The impact on tigers of poaching versus prey depletion
- 1There exists a continuing dilemma in prioritizing conservation actions for large carnivores. Habitat loss, poaching, and prey depletion have often been cited as the three primary threats, but there is debate over the relative importance of each.
- 2We assess the relative importance of poaching and prey depletion rates, and use existing information in the literature and multi-type branching process and deterministic felid population models to address four lines of evidence used to infer that tiger populations are inherently resilient to high mortality rates.
- 3Our results suggest that tigers, more so than leopards or cougars, require large populations to persist, are quite susceptible to modest increases in mortality, and less likely to recover quickly after population declines. Demographic responses that would ensure population persistence with mortality rates that are sustainable for cougars or leopards are biologically unrealistic for tigers.

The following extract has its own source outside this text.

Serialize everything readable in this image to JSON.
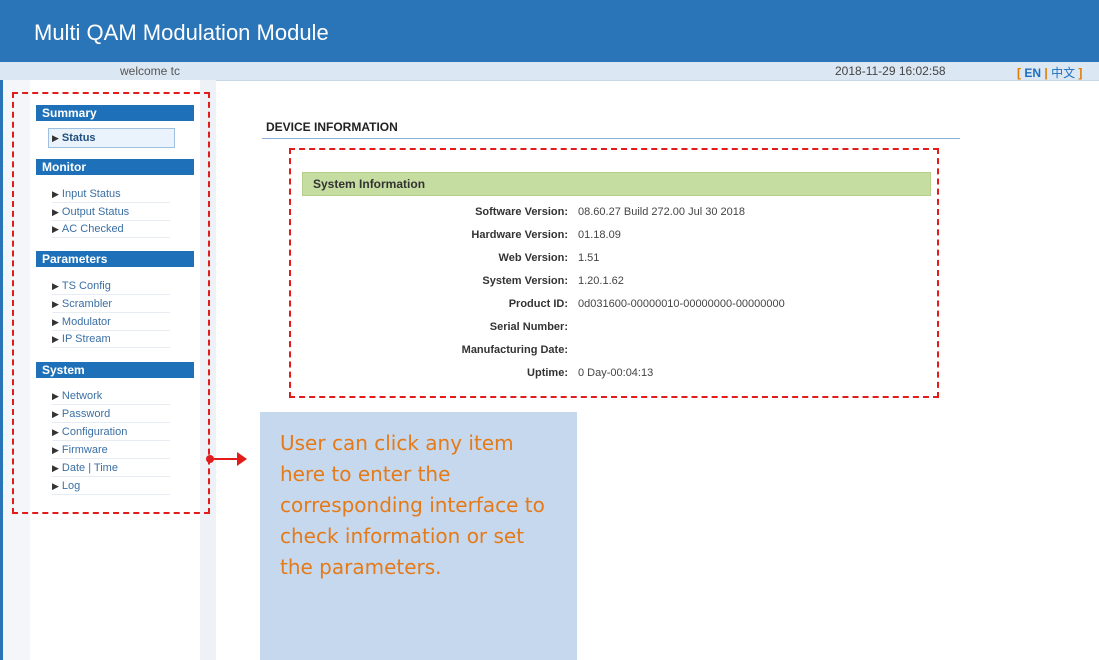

- 4We propose alternative interpretations of evidence used to suggest that tigers are inherently resilient to high mortality rates. In contrast to other solitary felids, tigers breed later and their inter-birth interval is larger, making them less resilient to poaching. A model used to support the contention that prey depletion has greater impact on population persistence than poaching appears to be based on false premises. Camera-trapping data that suggest positive population growth despite low survival rate cannot differentiate mortality from emigration, and does not differentiate the impact of varying survival rate on different sex-age classes; for example, low survival rate of dispersers is tolerable if survival rate of adult breeding females is high.
- 5Synthesis and applications. While high prey numbers are essential to sustain tiger populations, our results suggest prey recovery efforts will not be sufficient if mortality rates reach 15%. Extrapolating demographic responses from other, even closely related species to develop conservation strategies can be misleading. Reduction of human-caused mortality, especially of resident breeding females, appears to be the most essential short-term conservation effort that must be made. Since mortality rates are usually unknown and generally stochastic in nature, any management policy that might reduce survival rates should be firmly avoided.